Courses Frequently Taught at USC
Innovative Courses
Katada has developed and teaches two off-campus courses
Maymester Course
This unique class combines on-site research based learning and peer to peer interaction with our counterpart school, Singapore Management University (SMU). All the students engage in producing foreign policy recommendations to the current US foreign policy team in the form of a Task Force Report after spending four weeks interviewing Asian experts and foreign policy makers in Washington DC, Los Angeles, Kuala Lumpur and Singapore. The brainstorming and debates among the students from both sides of the Pacific have profoundly influenced the way the report’s recommendations, and the friendship among these students is the side-benefit that will last the students’ life time.
The course consists of three components with the emphasis on active and peer-to-peer learning. The first is in-class learning of the US foreign policy toward Asia analyzed from both American and Asian perspectives.
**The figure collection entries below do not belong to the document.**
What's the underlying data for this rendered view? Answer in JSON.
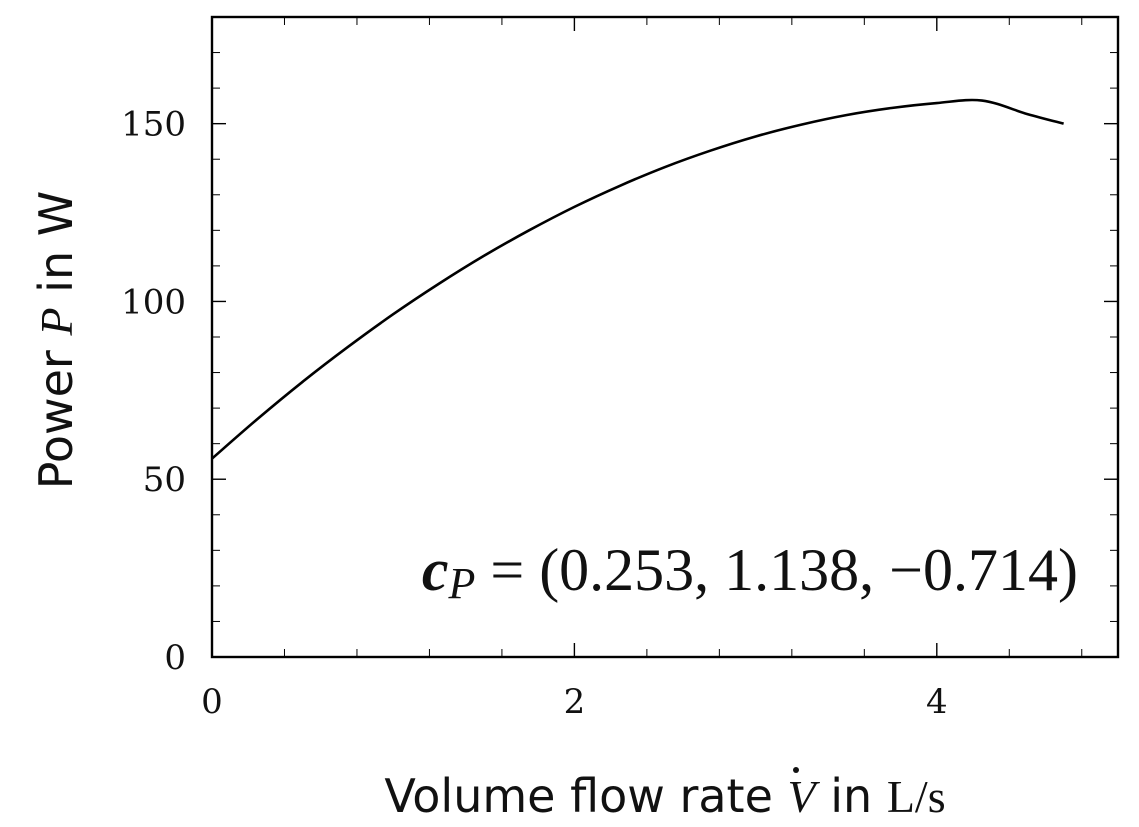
{
  "chart_data": {
    "type": "line",
    "title": "",
    "xlabel": {
      "prefix": "Volume flow rate ",
      "symbol": "V",
      "middle": " in ",
      "unit": "L/s"
    },
    "ylabel": {
      "prefix": "Power ",
      "symbol": "P",
      "middle": " in ",
      "unit": "W"
    },
    "xlim": [
      0,
      5
    ],
    "ylim": [
      0,
      180
    ],
    "x_ticks": [
      0,
      2,
      4
    ],
    "y_ticks": [
      0,
      50,
      100,
      150
    ],
    "x_minor_step": 0.4,
    "y_minor_step": 10,
    "grid": false,
    "legend": "none",
    "series": [
      {
        "x": [
          0,
          0.25,
          0.5,
          0.75,
          1.0,
          1.25,
          1.5,
          1.75,
          2.0,
          2.25,
          2.5,
          2.75,
          3.0,
          3.25,
          3.5,
          3.75,
          4.0,
          4.25,
          4.5,
          4.7
        ],
        "y": [
          55.8,
          66.9,
          77.4,
          87.2,
          96.4,
          104.9,
          112.8,
          120.0,
          126.6,
          132.5,
          137.8,
          142.4,
          146.4,
          149.7,
          152.4,
          154.4,
          155.8,
          156.5,
          152.7,
          150.0
        ],
        "color": "#000000"
      }
    ],
    "annotation": {
      "symbol": "c",
      "subscript": "P",
      "equals": " = ",
      "tuple": "(0.253, 1.138, −0.714)"
    }
  }
}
The second set is the exchange of views through on-line and in-person discussion with Singaporean students and as they together conduct interviews with policymakers and experts in Washington DC, Los Angeles, and in Southeast Asia. The course links the USC students up with SMU students through on-line communication, and through actual visits to each other. The final set comes from preparing and executing policy presentations and writing Task Force Reports.
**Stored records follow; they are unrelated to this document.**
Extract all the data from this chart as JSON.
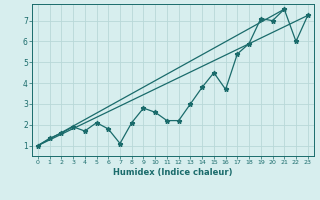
{
  "xlabel": "Humidex (Indice chaleur)",
  "ylabel": "",
  "bg_color": "#d7eeee",
  "grid_color": "#b8d8d8",
  "line_color": "#1a6b6b",
  "xlim": [
    -0.5,
    23.5
  ],
  "ylim": [
    0.5,
    7.8
  ],
  "xticks": [
    0,
    1,
    2,
    3,
    4,
    5,
    6,
    7,
    8,
    9,
    10,
    11,
    12,
    13,
    14,
    15,
    16,
    17,
    18,
    19,
    20,
    21,
    22,
    23
  ],
  "yticks": [
    1,
    2,
    3,
    4,
    5,
    6,
    7
  ],
  "line1_x": [
    0,
    1,
    2,
    3,
    4,
    5,
    6,
    7,
    8,
    9,
    10,
    11,
    12,
    13,
    14,
    15,
    16,
    17,
    18,
    19,
    20,
    21,
    22,
    23
  ],
  "line1_y": [
    1.0,
    1.35,
    1.6,
    1.9,
    1.7,
    2.1,
    1.8,
    1.1,
    2.1,
    2.8,
    2.6,
    2.2,
    2.2,
    3.0,
    3.8,
    4.5,
    3.7,
    5.4,
    5.9,
    7.1,
    7.0,
    7.55,
    6.0,
    7.25
  ],
  "line2_x": [
    0,
    21
  ],
  "line2_y": [
    1.0,
    7.55
  ],
  "line3_x": [
    0,
    23
  ],
  "line3_y": [
    1.0,
    7.25
  ],
  "marker": "*",
  "markersize": 3.5,
  "linewidth": 0.9
}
Dialogues among students as well as interviews and discussions on security and foreign policy issues in the region provide the students with an opportunity for active learning. They take an active part in the interview process where they ask questions to the experts and discuss issues with their peers. The final product from the course is the students’ presentation and report on the US foreign policy trajectory of the US administration towards East Asia. The public presentation of their findings and recommendation take place at the last days of their course, and the students complete their report on the final day of the program.
Maymester Course
By combining in-class activities and a two-week research visit to Japan affiliated with Meiji University in Tokyo, this course takes full advantage of problem-based learning, as it blurs the line between the formal classroom and the classroom of everyday life. Students will gain not just a theoretical grasp of societal transformation, they will experience it first-hand through coordinated field research, guest lecturers, interaction with Japanese students, and their own investigations that will constitute the major research paper for the course. Preparation for the research paper will be conducted through course readings, films, discussion, lectures, study tours, and, most importantly, personal experiences and interactions with informants in both the U.S. and Japan.
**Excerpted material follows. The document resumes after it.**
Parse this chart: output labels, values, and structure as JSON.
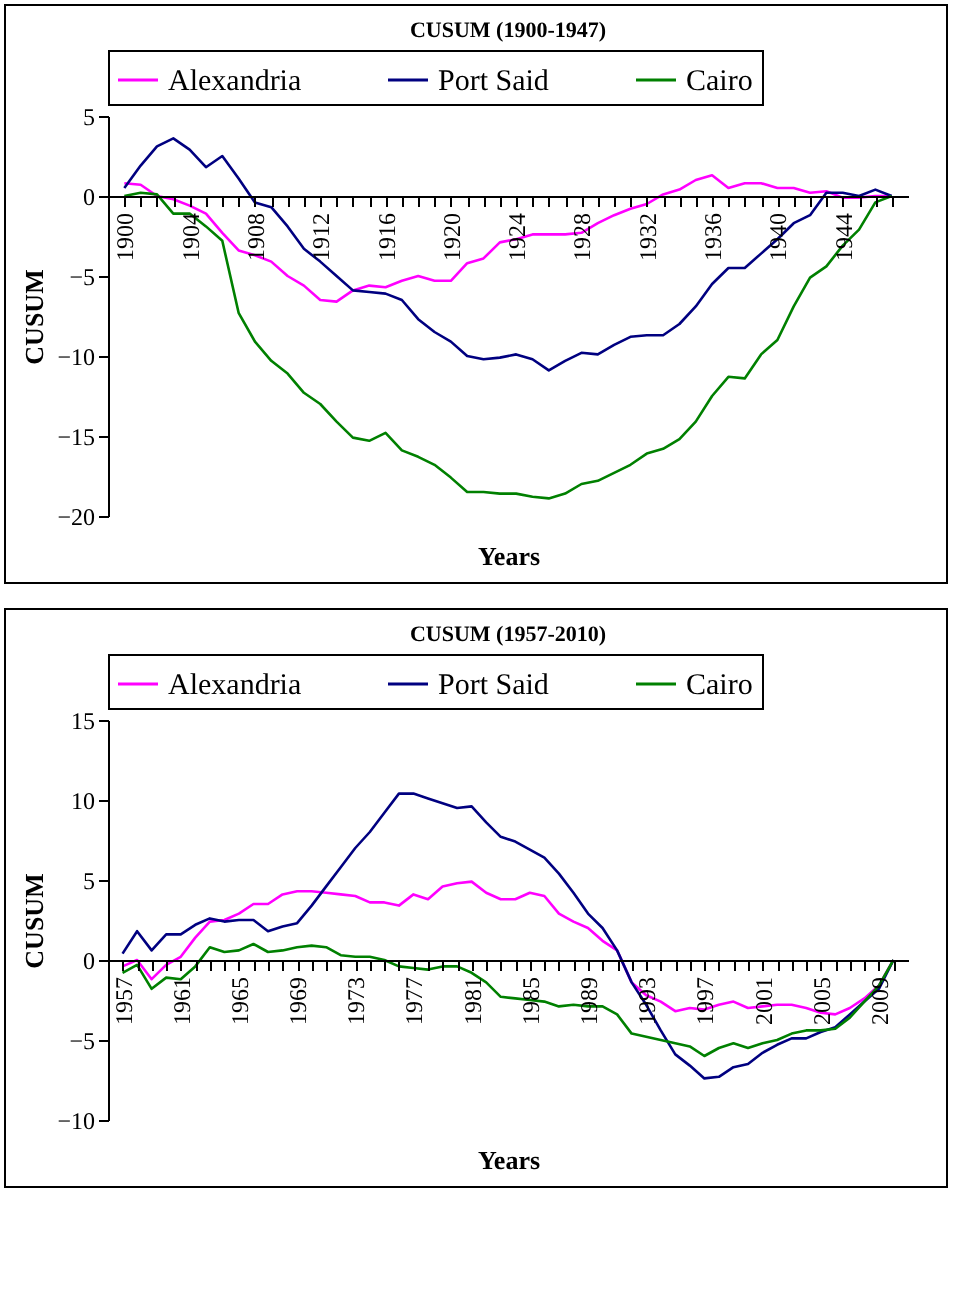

The focus of this course is Japan’s changing society and how “outsiders” analyze the dynamics of these social changes. How has Japan’s sense of harmony “wa” affected the country’s politics, economy as well as society? What kind of challenges and opportunities has Japan faced due to the norm of “wa”? What does it mean to be an outsider in Japan? How do outsiders see Japan? The goal of study is to develop an awareness of diversity and how social norms affect people and societies. After completing this course, students will have gained a significant familiarity with contemporary Japan (its culture, politics, economic and social problems) as well as basic competency in its geography and transportation networks. Moreover, the course will provide students with insight for recognizing and analyzing problems of international misunderstanding within society and within their own minds.